This may be a dumb question but . . . .
#15
Super Member
Join Date: Nov 2010
Location: Cadillac, MI
Posts: 6,487
A leader is a small scrap of fabric. You sew a seam across it, line up your real seam, sew it and then sew another scrap - the ender. Why bother? It saves thread and it keeps the machine from eating small corners like triangles - some zigzag machines like to eat bigger corners, too. I rarely use them because I can strip piece almost anything. I have my next seam ready before I stop sewing my last one, so my good fabric is my 'leader and ender'.
My 13 year old GD made her first quilt using leaders and enders. She reused the same few scraps over and over . She found it helped her start and finish each seam straighter and she had one less thing to do because she didn't have to remember to hold the threads as she started sewing. I like not having any extra threads to trim when I'm done when I use them.
Bonnie Hunter's idea is great, but it's not the only way to use leaders and enders.
My 13 year old GD made her first quilt using leaders and enders. She reused the same few scraps over and over . She found it helped her start and finish each seam straighter and she had one less thing to do because she didn't have to remember to hold the threads as she started sewing. I like not having any extra threads to trim when I'm done when I use them.

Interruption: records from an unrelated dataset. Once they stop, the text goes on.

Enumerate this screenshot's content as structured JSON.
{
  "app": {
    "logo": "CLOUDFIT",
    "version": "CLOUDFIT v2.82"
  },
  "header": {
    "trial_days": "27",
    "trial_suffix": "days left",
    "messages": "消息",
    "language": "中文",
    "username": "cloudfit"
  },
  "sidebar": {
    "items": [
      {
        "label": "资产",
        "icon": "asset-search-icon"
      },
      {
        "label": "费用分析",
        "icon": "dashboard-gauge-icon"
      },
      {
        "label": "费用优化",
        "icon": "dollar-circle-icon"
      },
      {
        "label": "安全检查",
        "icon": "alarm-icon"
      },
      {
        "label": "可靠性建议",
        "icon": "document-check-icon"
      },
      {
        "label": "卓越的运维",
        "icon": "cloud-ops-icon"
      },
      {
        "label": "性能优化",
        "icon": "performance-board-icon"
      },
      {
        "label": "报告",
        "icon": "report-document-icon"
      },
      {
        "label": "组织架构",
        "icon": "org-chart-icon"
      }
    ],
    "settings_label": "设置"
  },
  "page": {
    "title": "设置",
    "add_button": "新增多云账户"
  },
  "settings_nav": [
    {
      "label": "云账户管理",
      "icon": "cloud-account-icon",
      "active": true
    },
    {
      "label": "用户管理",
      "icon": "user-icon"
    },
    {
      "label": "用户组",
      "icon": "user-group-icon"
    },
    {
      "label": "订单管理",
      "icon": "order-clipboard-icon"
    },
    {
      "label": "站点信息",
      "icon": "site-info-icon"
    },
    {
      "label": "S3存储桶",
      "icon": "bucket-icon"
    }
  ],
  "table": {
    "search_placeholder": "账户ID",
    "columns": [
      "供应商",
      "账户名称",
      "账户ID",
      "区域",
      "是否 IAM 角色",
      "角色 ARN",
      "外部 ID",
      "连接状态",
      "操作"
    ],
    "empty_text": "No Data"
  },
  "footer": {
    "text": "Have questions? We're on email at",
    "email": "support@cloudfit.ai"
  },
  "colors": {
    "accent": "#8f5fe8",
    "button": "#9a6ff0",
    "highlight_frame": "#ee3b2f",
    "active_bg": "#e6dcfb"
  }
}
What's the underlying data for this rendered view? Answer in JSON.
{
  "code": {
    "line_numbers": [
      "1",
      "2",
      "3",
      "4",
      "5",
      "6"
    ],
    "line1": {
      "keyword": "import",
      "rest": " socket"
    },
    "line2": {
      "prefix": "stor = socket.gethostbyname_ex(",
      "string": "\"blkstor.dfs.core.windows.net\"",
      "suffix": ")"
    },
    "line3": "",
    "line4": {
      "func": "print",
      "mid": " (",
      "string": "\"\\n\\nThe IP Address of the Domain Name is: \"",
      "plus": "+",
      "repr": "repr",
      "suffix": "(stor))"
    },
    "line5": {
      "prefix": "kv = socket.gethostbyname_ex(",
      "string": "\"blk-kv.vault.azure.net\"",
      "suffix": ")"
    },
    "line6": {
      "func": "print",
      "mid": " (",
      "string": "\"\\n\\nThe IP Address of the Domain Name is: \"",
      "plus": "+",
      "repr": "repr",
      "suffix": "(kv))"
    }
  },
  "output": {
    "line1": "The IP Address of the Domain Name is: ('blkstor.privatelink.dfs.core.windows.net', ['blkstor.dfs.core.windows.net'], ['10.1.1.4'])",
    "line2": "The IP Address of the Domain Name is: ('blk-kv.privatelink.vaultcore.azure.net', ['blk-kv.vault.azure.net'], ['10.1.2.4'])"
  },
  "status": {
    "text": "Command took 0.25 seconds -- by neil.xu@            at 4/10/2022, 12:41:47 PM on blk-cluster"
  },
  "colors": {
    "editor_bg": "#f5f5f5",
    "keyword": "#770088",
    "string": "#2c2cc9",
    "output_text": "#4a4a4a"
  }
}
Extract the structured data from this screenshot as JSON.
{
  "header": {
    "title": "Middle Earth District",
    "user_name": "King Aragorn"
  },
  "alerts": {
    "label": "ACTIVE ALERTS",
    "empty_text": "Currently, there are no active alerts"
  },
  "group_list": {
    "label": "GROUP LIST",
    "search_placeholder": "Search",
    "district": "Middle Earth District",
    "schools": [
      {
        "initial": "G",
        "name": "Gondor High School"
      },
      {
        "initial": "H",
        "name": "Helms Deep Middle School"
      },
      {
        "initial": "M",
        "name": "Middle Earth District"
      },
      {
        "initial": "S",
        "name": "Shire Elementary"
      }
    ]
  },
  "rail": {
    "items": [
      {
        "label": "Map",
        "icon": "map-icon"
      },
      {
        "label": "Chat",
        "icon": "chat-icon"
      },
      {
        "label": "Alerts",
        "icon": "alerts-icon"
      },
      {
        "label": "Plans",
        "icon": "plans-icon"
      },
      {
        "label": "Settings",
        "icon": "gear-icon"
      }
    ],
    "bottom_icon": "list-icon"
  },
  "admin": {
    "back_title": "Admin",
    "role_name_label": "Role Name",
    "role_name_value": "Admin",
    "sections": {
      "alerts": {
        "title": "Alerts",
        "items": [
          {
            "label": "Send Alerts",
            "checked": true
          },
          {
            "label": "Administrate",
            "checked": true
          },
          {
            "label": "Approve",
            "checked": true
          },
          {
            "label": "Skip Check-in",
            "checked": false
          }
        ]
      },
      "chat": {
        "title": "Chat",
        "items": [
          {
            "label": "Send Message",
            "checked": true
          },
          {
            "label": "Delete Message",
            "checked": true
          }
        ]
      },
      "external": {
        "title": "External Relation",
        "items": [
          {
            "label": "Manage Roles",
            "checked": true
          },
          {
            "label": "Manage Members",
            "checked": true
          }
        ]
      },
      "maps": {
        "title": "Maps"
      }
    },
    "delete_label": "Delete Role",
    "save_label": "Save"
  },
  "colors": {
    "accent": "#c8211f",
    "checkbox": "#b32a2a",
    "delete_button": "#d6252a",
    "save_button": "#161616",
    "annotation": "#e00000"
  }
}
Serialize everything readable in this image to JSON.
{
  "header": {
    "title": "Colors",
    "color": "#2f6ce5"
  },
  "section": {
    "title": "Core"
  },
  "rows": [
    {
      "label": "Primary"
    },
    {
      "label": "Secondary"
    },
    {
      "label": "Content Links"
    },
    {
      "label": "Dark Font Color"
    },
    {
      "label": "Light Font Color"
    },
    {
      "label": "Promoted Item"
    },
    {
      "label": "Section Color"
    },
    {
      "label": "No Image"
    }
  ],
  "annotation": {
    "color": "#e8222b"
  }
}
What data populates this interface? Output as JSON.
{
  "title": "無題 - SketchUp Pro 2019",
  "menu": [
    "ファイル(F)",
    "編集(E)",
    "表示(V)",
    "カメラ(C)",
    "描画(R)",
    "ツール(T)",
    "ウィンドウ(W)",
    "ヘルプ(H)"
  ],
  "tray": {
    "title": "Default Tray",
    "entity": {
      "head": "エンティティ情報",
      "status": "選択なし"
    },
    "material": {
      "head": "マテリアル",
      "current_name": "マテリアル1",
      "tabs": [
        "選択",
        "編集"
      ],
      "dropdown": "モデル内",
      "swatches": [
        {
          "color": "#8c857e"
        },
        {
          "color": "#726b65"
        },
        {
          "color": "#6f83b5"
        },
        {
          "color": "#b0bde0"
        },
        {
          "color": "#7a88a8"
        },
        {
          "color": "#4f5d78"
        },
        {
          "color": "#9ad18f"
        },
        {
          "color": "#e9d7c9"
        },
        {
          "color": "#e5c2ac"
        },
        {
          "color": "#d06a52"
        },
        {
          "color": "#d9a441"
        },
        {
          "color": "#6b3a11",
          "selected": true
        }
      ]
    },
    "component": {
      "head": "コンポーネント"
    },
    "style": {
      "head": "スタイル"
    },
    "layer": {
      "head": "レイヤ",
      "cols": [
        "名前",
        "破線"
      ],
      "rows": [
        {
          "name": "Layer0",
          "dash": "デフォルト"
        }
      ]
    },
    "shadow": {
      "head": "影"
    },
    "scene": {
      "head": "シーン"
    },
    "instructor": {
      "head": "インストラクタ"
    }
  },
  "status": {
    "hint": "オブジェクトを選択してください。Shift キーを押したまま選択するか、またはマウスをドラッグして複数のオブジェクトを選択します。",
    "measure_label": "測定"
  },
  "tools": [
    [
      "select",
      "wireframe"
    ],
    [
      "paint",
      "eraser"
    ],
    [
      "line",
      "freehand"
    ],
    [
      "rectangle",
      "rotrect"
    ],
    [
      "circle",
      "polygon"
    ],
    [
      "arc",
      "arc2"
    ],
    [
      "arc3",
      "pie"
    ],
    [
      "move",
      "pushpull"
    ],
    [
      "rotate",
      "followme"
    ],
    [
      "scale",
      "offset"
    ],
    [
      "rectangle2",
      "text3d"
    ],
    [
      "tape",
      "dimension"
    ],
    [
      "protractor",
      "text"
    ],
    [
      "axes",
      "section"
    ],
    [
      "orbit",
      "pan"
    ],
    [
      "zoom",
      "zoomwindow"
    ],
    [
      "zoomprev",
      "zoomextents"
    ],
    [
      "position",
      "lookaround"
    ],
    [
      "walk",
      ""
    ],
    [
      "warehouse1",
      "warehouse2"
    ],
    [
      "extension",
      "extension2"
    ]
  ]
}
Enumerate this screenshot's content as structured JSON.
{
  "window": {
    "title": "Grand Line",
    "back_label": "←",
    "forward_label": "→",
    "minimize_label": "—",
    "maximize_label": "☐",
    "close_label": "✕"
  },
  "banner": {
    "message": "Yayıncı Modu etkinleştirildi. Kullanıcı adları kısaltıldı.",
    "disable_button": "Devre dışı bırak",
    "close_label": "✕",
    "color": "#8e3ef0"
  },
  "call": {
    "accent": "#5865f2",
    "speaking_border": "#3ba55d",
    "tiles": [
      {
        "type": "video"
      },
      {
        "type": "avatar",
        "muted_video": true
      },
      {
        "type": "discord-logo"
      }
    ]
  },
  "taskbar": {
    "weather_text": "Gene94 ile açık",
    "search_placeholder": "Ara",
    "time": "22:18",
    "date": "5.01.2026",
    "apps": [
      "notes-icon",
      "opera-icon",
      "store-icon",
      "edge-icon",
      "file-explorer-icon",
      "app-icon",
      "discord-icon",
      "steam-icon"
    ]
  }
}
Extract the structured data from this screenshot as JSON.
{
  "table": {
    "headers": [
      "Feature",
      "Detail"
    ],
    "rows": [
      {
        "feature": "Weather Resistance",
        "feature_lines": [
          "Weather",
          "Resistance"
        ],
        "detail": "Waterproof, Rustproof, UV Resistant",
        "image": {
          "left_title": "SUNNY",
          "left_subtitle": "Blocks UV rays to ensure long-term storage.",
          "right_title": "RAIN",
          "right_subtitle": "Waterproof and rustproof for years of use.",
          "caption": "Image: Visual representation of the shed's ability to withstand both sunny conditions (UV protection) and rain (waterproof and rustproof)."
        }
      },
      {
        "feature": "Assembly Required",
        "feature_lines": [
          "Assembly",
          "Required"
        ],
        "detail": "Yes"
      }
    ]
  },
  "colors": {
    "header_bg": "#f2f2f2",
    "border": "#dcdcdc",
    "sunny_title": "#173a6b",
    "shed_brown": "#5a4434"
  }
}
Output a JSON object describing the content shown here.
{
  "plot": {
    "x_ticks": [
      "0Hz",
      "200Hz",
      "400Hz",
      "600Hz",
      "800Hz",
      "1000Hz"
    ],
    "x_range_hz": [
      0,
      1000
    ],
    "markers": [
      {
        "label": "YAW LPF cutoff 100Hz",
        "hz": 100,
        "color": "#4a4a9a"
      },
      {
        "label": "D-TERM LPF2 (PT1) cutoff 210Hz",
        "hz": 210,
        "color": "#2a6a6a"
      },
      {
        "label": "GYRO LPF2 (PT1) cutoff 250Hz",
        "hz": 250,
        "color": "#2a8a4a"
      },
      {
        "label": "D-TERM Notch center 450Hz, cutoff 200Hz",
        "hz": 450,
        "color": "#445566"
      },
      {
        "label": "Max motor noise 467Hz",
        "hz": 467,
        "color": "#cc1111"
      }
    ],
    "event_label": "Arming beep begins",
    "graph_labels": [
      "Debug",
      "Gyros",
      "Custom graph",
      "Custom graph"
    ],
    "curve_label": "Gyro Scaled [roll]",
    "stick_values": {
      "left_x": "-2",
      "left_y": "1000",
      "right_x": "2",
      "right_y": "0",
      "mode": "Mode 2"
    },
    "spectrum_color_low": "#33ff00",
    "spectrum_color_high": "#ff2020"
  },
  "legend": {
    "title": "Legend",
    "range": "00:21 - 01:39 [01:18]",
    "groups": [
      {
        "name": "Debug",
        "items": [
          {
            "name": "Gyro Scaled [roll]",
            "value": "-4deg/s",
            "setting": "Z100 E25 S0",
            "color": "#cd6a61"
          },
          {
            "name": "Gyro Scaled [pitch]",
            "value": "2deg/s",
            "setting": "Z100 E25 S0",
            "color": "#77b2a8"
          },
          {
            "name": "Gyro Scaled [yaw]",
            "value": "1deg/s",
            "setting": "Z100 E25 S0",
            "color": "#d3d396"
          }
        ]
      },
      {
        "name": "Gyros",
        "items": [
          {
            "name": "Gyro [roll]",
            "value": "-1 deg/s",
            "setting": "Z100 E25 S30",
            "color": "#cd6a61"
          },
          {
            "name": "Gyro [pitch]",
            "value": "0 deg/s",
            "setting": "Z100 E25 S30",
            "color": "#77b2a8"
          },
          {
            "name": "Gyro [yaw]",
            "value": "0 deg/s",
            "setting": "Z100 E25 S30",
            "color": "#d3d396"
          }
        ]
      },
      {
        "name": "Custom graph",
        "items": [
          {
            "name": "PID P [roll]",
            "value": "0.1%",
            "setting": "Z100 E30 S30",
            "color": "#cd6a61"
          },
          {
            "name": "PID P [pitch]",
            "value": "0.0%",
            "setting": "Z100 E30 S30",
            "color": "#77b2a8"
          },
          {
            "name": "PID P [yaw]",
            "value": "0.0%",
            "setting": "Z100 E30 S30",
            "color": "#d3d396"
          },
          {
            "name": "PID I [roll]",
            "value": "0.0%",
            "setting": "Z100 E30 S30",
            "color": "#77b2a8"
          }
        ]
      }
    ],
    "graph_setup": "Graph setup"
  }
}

Bonnie Hunter's idea is great, but it's not the only way to use leaders and enders.
#16
Before machines came along that had needle up/down when you stopped sewing the take up lever just stopped where ever. Then when you started sewing again if the take up lever was at the bottom it would unthread your machine. So people used a "thread bunny." A "thread bunny" was just a scrap of fabric that you sewed over at the beginning of a seam and put back on at the end of the seam to keep the machine from coming unthreaded and to keep from getting thread snarls at the beginning of a seam. Thread bunnies evolved into leader enders. Instead of just using the same scrap over and over you use a new pair of cut fabrics at the beginning and end of your stitching.
#18
Super Member
Join Date: Jun 2010
Location: Chapel Hill
Posts: 1,086
I'm making a pieced border strip for one of my quilts. So I stacked the 2.5 inch squares next to my sewing machine and used them as leaders/enders while strip piecing another project. That border came together must faster than it might have otherwise.